How to use the India Income Tax Calculator (FY 2025-26)

Old regime or new? The answer depends on your deductions. This shows your real tax both ways. Here's how, with three examples.

Choosing between the old and new tax regime is worth real money, and the right answer depends entirely on your deductions. This shows your actual tax both ways for FY 2025-26.

What this tool does

You enter your income and deductions; it computes tax under both the old and new regimes side by side and shows which is cheaper for you.

Who it's for

Salaried earners, professionals, and small-business owners in India deciding which regime to elect.
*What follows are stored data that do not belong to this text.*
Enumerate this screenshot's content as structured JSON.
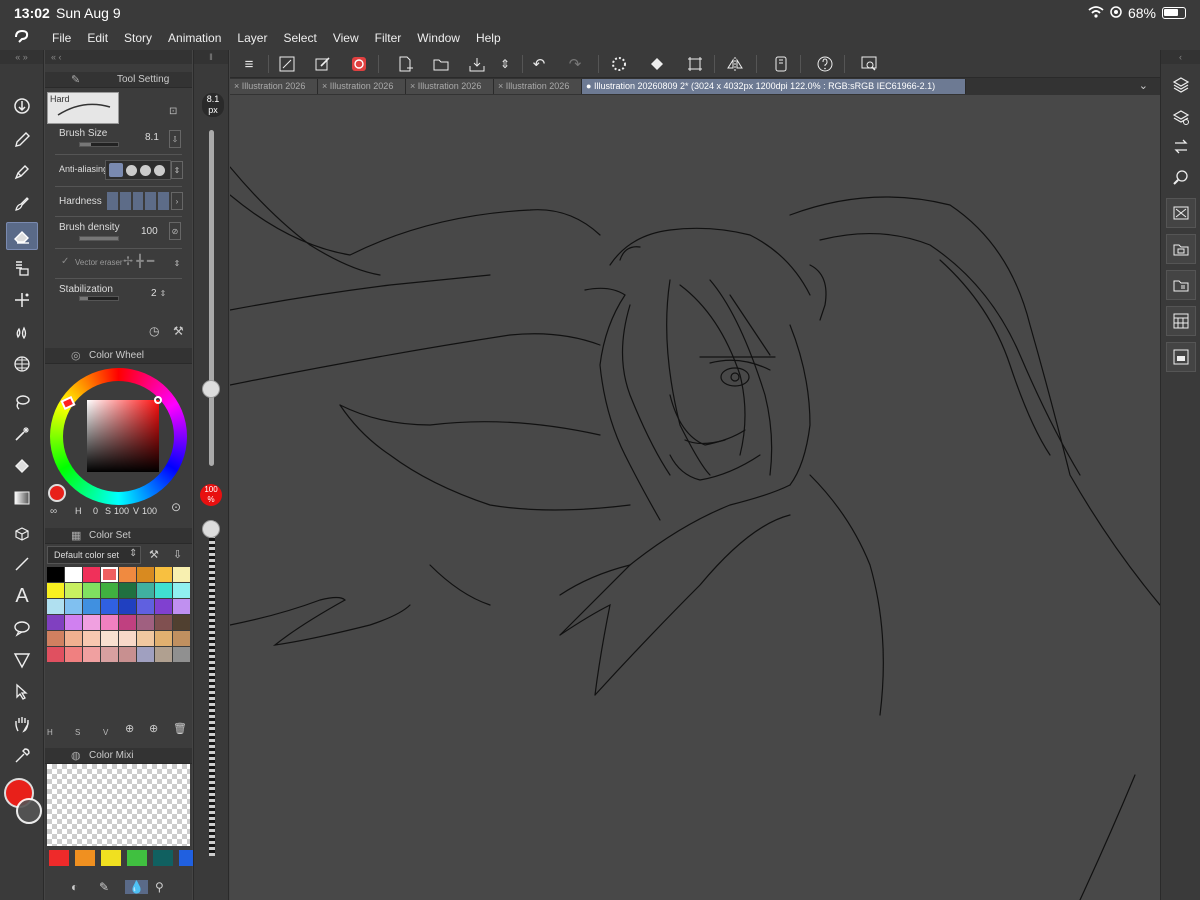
{
  "status_bar": {
    "time": "13:02",
    "date": "Sun Aug 9",
    "battery": "68%"
  },
  "menu": {
    "items": [
      "File",
      "Edit",
      "Story",
      "Animation",
      "Layer",
      "Select",
      "View",
      "Filter",
      "Window",
      "Help"
    ]
  },
  "tool_property": {
    "tab_label": "Tool Setting",
    "brush_name": "Hard",
    "brush_size_label": "Brush Size",
    "brush_size_value": "8.1",
    "anti_aliasing_label": "Anti-aliasing",
    "hardness_label": "Hardness",
    "brush_density_label": "Brush density",
    "brush_density_value": "100",
    "vector_eraser_label": "Vector eraser",
    "stabilization_label": "Stabilization",
    "stabilization_value": "2"
  },
  "color_wheel": {
    "tab_label": "Color Wheel",
    "h_label": "H",
    "h_value": "0",
    "s_label": "S",
    "s_value": "100",
    "v_label": "V",
    "v_value": "100"
  },
  "color_set": {
    "tab_label": "Color Set",
    "selected_set": "Default color set",
    "swatches": [
      "#000000",
      "#ffffff",
      "#f0305a",
      "#f06060",
      "#f08a40",
      "#d88a20",
      "#f8c040",
      "#f8f0b0",
      "#f8f020",
      "#c8f060",
      "#80e060",
      "#40b040",
      "#207040",
      "#40b0a0",
      "#40e0d0",
      "#90f0f0",
      "#b0e0f0",
      "#80c0f0",
      "#4090e0",
      "#3060e0",
      "#2040c0",
      "#6060e0",
      "#8040d0",
      "#c090f0",
      "#8040c0",
      "#d080f0",
      "#f0a0e0",
      "#f080c0",
      "#c04080",
      "#a06080",
      "#805050",
      "#504030",
      "#d08060",
      "#f0b090",
      "#f8c8b0",
      "#f8e0d0",
      "#f8d8c8",
      "#f0c8a0",
      "#e0b070",
      "#c09060",
      "#e05060",
      "#f08080",
      "#f0a0a0",
      "#d8a0a0",
      "#c89090",
      "#a0a0c0",
      "#b0a090",
      "#909090"
    ],
    "selected_index": 3,
    "bottom_labels": [
      "H",
      "S",
      "V"
    ]
  },
  "color_mixing": {
    "tab_label": "Color Mixi",
    "swatches": [
      "#ee2a2a",
      "#f09020",
      "#f0e020",
      "#40c040",
      "#106060",
      "#2060e0"
    ]
  },
  "size_slider": {
    "value_text": "8.1",
    "unit": "px",
    "size_level": 0.23,
    "opacity_text": "100",
    "opacity_unit": "%",
    "opacity_level": 1.0
  },
  "tabs": [
    {
      "label": "Illustration 2026",
      "active": false
    },
    {
      "label": "Illustration 2026",
      "active": false
    },
    {
      "label": "Illustration 2026",
      "active": false
    },
    {
      "label": "Illustration 2026",
      "active": false
    },
    {
      "label": "Illustration 20260809 2* (3024 x 4032px 1200dpi 122.0% : RGB:sRGB IEC61966-2.1)",
      "active": true
    }
  ],
  "icons": {
    "close": "×",
    "menu": "≡",
    "undo": "↶",
    "redo": "↷",
    "up_down": "⇕",
    "tool_move": "⇩",
    "tool_pen": "✎",
    "tool_eraser": "⌫"
  },
  "colors": {
    "main_color": "#e8201a",
    "accent": "#6d7a93",
    "canvas": "#484848"
  }
}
How to use it — step by step

  1. Enter your income. Salary, business, or professional income.
  2. Enter deductions. 80C, 80D, HRA, home-loan interest, and so on.
  3. Compare regimes. Old vs new, side by side.
  4. Pick the cheaper one. And plan the year around it.

How to read your result

The new regime wins when you have few deductions; the old regime wins when you fully use 80C, 80D, HRA, and home-loan interest. The crossover is all about how much you actually claim.

Worked examples

The same tool behaves differently depending on what you put in. Here are 3 situations.

Salaried, few deductions

Inputs: Standard salary, little 80C.

What the tool shows: New regime usually comes out cheaper.

What to do: Elect the new regime and keep filing simple.

Salaried, full deductions

Inputs: Maxed 80C/80D, HRA, home loan.

What the tool shows: Old regime often wins once deductions add up.

What to do: Keep proof of every deduction you claim.

Business income

Inputs: Professional or small-business earnings.

What the tool shows: Shows how the choice interacts with business deductions.

What to do: Confirm the regime choice with your CA before filing.

Common questions

Which regime is better? Whichever your deductions favour — the tool shows both.

Can I switch regimes? Rules differ for salaried vs business income — confirm with a CA.

Is this tax advice? No — it's an estimate; verify with a qualified CA.

Estimates for planning only — not tax advice. Slabs, thresholds, and rules change and your facts matter. Confirm with a qualified CA before you file or make a decision.